The Pope has expressed concern that too much focus on money and materialism means that financial market dips are viewed as tragedies, while human suffering has become normal and ignored.

"In this way people are discarded as if they were garbage," he said.

"Our grandparents used to make a point of not throwing away leftover food. Consumerism has made us accustomed to wasting food daily and we are unable to see its real value. Throwing away food is like stealing from the table of those who are poor and hungry," the Irish Independent reports.

Since taking office in March 2013, Pope Francis has said that he wants the 1.2-billion-strong Roman Catholic Church to defend defend the poor and to practise greater austerity itself and has also made several calls for global financial reform.

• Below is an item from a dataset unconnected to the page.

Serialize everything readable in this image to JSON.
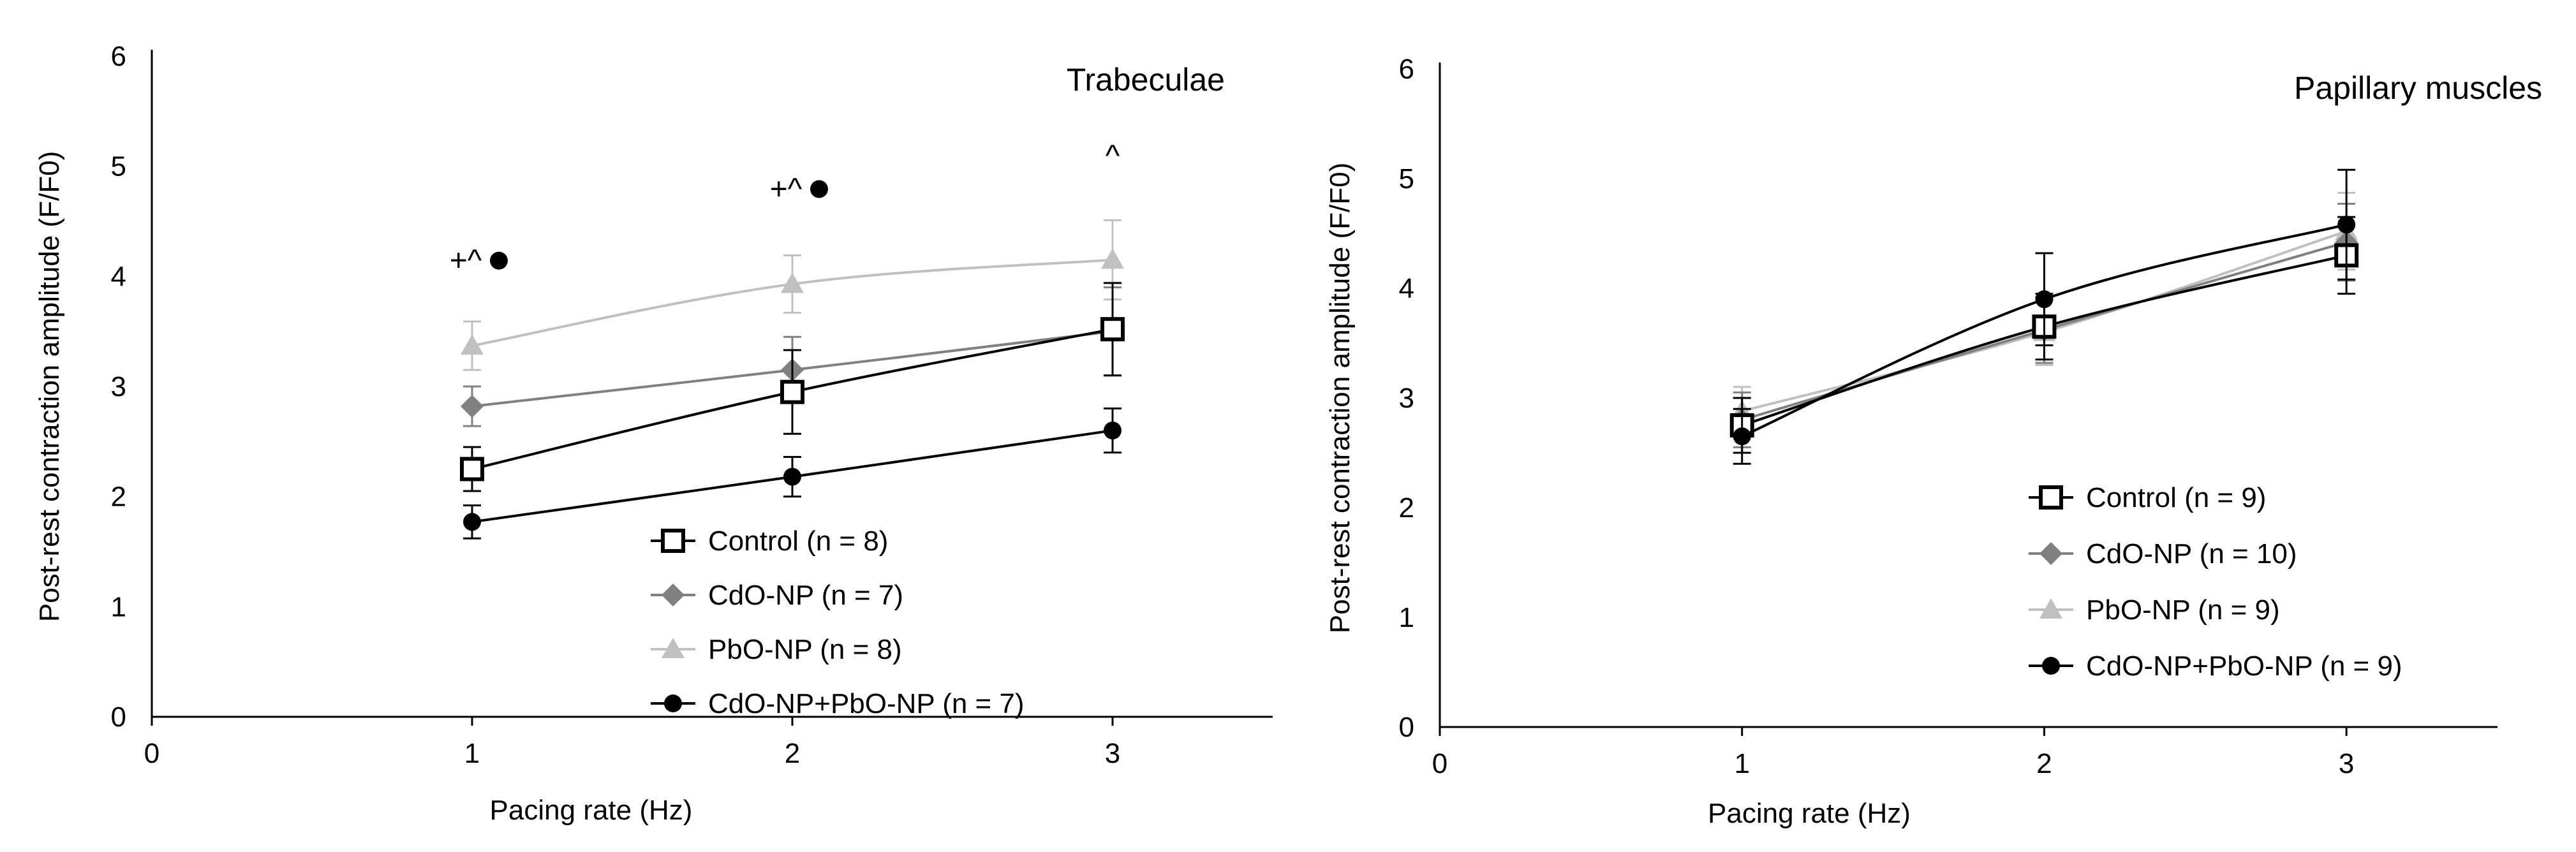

According to the United Nations’ food agency, around 1.3 billion tonnes of food (one third of what is produced for human consumption) gets lost or wasted every year. A U.N. backed study released on Wednesday said simple measures such as better storage and reducing over-sized portions would sharply reduce the vast amount of food going to waste.

The majority of waste is produced by consumers who buy too much and have to throw away what they do not eat. A report by the World Resources Institute and the U.N. Environment Programme writes that, in the U.S., diners waste nine percent of the meals  purchased partly because of the trend to increase the size of portions.

The United Nations says hunger affects some 870 million people, while 2 billion suffer from at least one nutritional deficiency. Pope Francis has said that this "culture of waste" is especially deplorable given the prevalence of hunger in the world, the Independent.ie reports.